November 25, 2012 | Divorce, Legal Perspective

Icon for author Brian Vertz Brian Vertz

Many clients express concern, with good reason, about their credit ratings during and after divorce proceedings. One experienced divorce lawyer recently told me, “I can’t protect their credit. Protecting their assets is hard enough.” Yet, in some cases, a good credit rating is an important asset, as it provides the ability to borrow at reasonable rates to purchase a new home, finance the purchase of business inventory or equipment, or meet short-term budget gaps. Judges are generally oblivious to credit ratings during divorce and child support proceedings. There are no provisions in the law to protect credit ratings, so settlement may be critical to the preservation of good credit. There aren’t any perfect answers for protecting a credit rating during divorce, but these tips can help:

1. Pay child support on time, or even ahead. In Pennsylvania, the State Collection and Disbursement Unit (PA-SCDU) reports delinquencies to the credit bureaus whenever child support is not paid on time. Paying on time can be tricky. Child support orders are charged in full on the first day of each month, unlike utilities and credit cards, which send you a bill at the end of a billing cycle. Payments are considered to be “on time” as long as the full monthly amount is received in Harrisburg by the last day of the month. Wage attachments are required by federal law unless waived by the support recipient. Even when the wage attachment is waived, all payments must be made through PA-SCDU in Harrisburg; private payments are not counted. Payroll deductions are matched to the frequency of the obligor’s pay period. In other words, an obligor who is paid on the 15th and 30th of each month will see 1/2 of the child support deducted from his or her paycheck. This creates problems for obligors who receive their paychecks every two weeks. In most months, those obligors will receive 2 checks per month, but twice a year they get 3 paychecks in the same month (26 pay periods per year). The wage attachment will be less than 1/2 of the monthly support, so obligors who are paid bi-weekly can fall behind if they do not send in supplemental payments in the months when they receive two checks.

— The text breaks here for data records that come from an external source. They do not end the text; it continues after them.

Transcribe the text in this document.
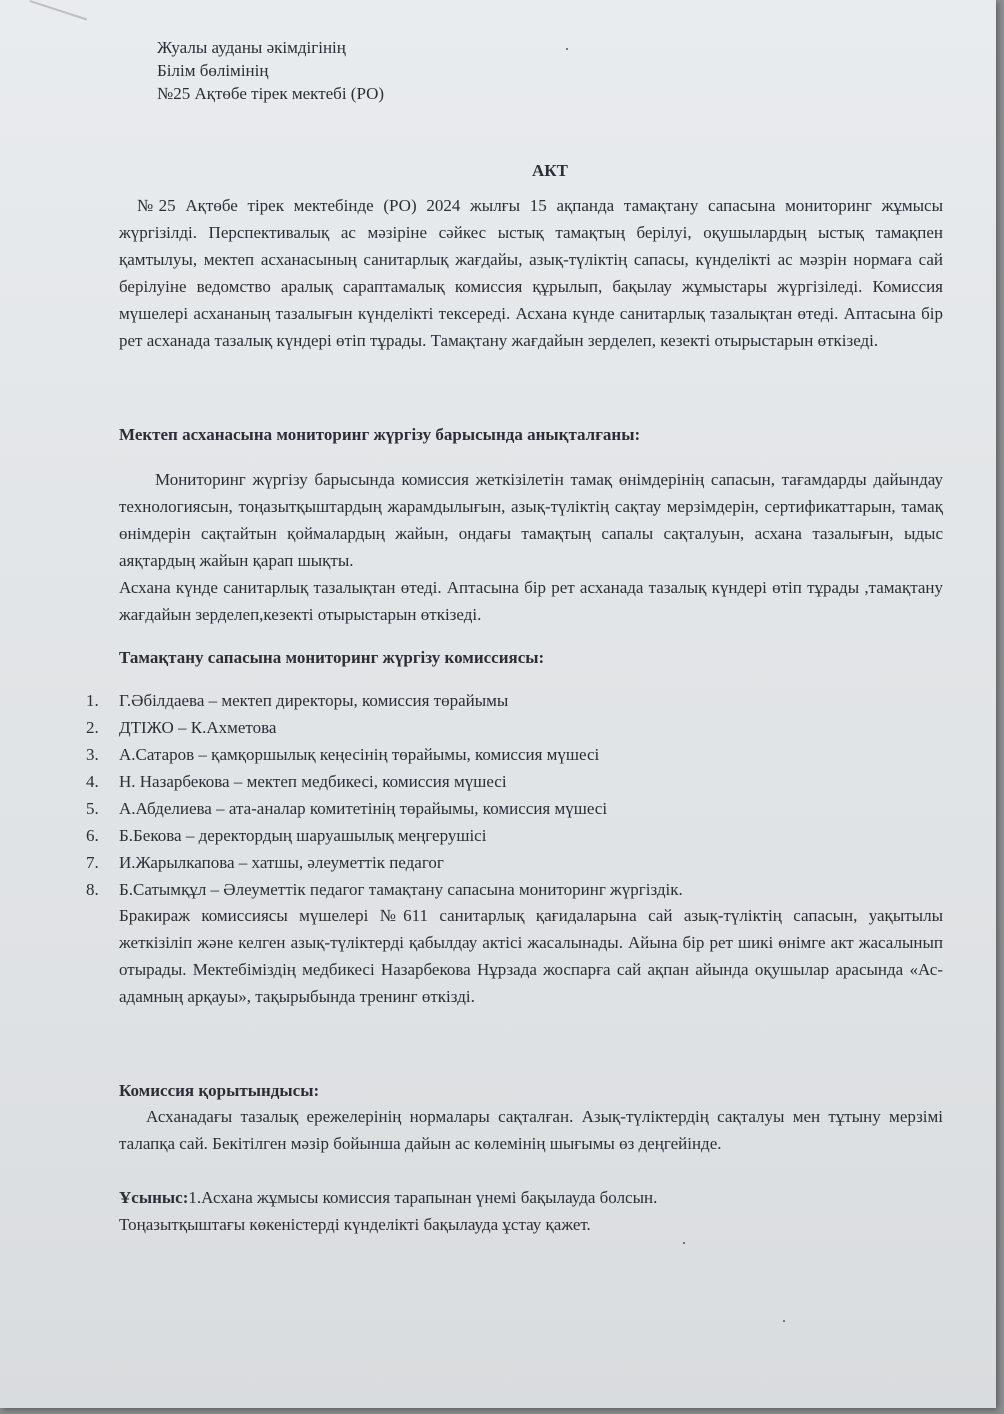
Жуалы ауданы әкімдігінің
Білім бөлімінің
№25 Ақтөбе тірек мектебі (РО)
АКТ
№25 Ақтөбе тірек мектебінде (РО) 2024 жылғы 15 ақпанда тамақтану сапасына мониторинг жұмысы жүргізілді. Перспективалық ас мәзіріне сәйкес ыстық тамақтың берілуі, оқушылардың ыстық тамақпен қамтылуы, мектеп асханасының санитарлық жағдайы, азық-түліктің сапасы, күнделікті ас мәзрін нормаға сай берілуіне ведомство аралық сараптамалық комиссия құрылып, бақылау жұмыстары жүргізіледі. Комиссия мүшелері асхананың тазалығын күнделікті тексереді. Асхана күнде санитарлық тазалықтан өтеді. Аптасына бір рет асханада тазалық күндері өтіп тұрады. Тамақтану жағдайын зерделеп, кезекті отырыстарын өткізеді.
Мектеп асханасына мониторинг жүргізу барысында анықталғаны:
Мониторинг жүргізу барысында комиссия жеткізілетін тамақ өнімдерінің сапасын, тағамдарды дайындау технологиясын, тоңазытқыштардың жарамдылығын, азық-түліктің сақтау мерзімдерін, сертификаттарын, тамақ өнімдерін сақтайтын қоймалардың жайын, ондағы тамақтың сапалы сақталуын, асхана тазалығын, ыдыс аяқтардың жайын қарап шықты.
Асхана күнде санитарлық тазалықтан өтеді. Аптасына бір рет асханада тазалық күндері өтіп тұрады ,тамақтану жағдайын зерделеп,кезекті отырыстарын өткізеді.
Тамақтану сапасына мониторинг жүргізу комиссиясы:
1.	Г.Әбілдаева – мектеп директоры, комиссия төрайымы
2.	ДТІЖО – К.Ахметова
3.	А.Сатаров – қамқоршылық кеңесінің төрайымы, комиссия мүшесі
4.	Н. Назарбекова – мектеп медбикесі, комиссия мүшесі
5.	А.Абделиева – ата-аналар комитетінің төрайымы, комиссия мүшесі
6.	Б.Бекова – деректордың шаруашылық меңгерушісі
7.	И.Жарылкапова – хатшы, әлеуметтік педагог
8.	Б.Сатымқұл – Әлеуметтік педагог тамақтану сапасына мониторинг жүргіздік.
Бракираж комиссиясы мүшелері №611 санитарлық қағидаларына сай азық-түліктің сапасын, уақытылы жеткізіліп және келген азық-түліктерді қабылдау актісі жасалынады. Айына бір рет шикі өнімге акт жасалынып отырады. Мектебіміздің медбикесі Назарбекова Нұрзада жоспарға сай ақпан айында оқушылар арасында «Ас-адамның арқауы», тақырыбында тренинг өткізді.
Комиссия қорытындысы:
Асханадағы тазалық ережелерінің нормалары сақталған. Азық-түліктердің сақталуы мен тұтыну мерзімі талапқа сай. Бекітілген мәзір бойынша дайын ас көлемінің шығымы өз деңгейінде.
Ұсыныс:1.Асхана жұмысы комиссия тарапынан үнемі бақылауда болсын.
Тоңазытқыштағы көкеністерді күнделікті бақылауда ұстау қажет.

2. Consider taking your support payment “off-line.” Settling a support or divorce case can help to preserve a credit rating by taking the support payments outside of the PA-SCDU system. This allows the obligor to send payments directly to the support recipient without credit bureau reporting. However, this requires good record keeping by both parties, to ensure there is no dispute over late or missed payments.

3. Freeze joint credit cards upon separation. When spouses get separated, they sometimes play a game of financial “chicken” with their joint credit cards, daring each other to run up the bill. While a divorce court may allocate the debt in equitable distribution, the credit card company does not have to honor the court’s allocation. The credit card company can pursue collection from either spouse, even if the court has ordered one spouse to pay the bill. Worse, the credit card company can impair credit ratings for both spouses if the payments are not made on time. To avoid this problem, the joint credit cards can be frozen or closed, even if one spouse has to transfer the balance to a separate card. Credit cards with “authorized users” often present the same problems as joint cards.

4. Get your spouse to refinance the mortgage loan. When spouses go to court to divide their property in divorce, one spouse usually wants to keep the marital residence. Yet, the residence can be a liability as well as an asset; and whoever keeps it must have the ability to pay, especially if the mortgage loan is in joint names. The court will often award the house to one spouse but leave the mortgage loan in joint names. If the spouse who keeps the house cannot afford the mortgage payment, then the other spouse’s credit rating will be ruined. Settlement is the best way to avoid this result, but when settlement is not possible, you might want to push for the house to be sold.